Nigeria and the Crisis of Federation, 1960–70

Sunday, January 5, 2014: 11:20 AM
Maryland Suite B (Marriott Wardman Park)
Brian McNeil, University of Texas at Austin
On October 1, 1960, Nigeria hoisted its green and white flag over Lagos for the first time. Although this event is often solely viewed as a cause of celebration for Nigerians, the raising of an African banner over a sea of feting Nigerians was in many ways a miraculous moment for Great Britain as well. Through federation, British officials worked in tandem with Nigerian nationalists to bring together a farrago of over two hundred ethnic groups toward a single goal of Nigerian national unity and independence.
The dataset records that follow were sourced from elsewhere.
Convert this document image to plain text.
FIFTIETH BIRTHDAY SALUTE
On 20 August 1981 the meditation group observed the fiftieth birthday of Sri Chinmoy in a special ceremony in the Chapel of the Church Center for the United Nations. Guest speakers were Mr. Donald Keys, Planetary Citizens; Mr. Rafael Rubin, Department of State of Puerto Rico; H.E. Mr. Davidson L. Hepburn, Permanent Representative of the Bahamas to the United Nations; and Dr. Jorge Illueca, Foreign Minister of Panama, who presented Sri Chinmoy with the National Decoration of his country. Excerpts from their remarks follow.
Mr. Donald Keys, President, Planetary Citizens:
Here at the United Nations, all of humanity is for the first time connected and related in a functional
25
Indeed, Nigeria was to serve as a test case of orderly decolonization, Britain’s ability to prepare its former colonies for self-government, and, ultimately, federation in Africa. Yet the halcyon dream of Nigerian federation soon proved a chimera. By the end of the decade Nigeria remained a federation, but only after a lengthy civil war that claimed the lives of over a million of its citizens. This paper, based on research in the United States, Great Britain, and Nigeria, analyzes Nigerian political association and the debates and disagreements over federation in Nigeria through the civil war. Federation in Nigeria, it argues, demonstrated both the potential and the limits that federation offered Africa during the 1960s. By presenting Nigerian political history as part of a much larger regional and global ‘federal moment’ in which Africans worked within existing imperial boundaries and ideologies to gain self-government, this paper highlights the relationship between imperial legacies, decolonization, and the nation-state in Africa.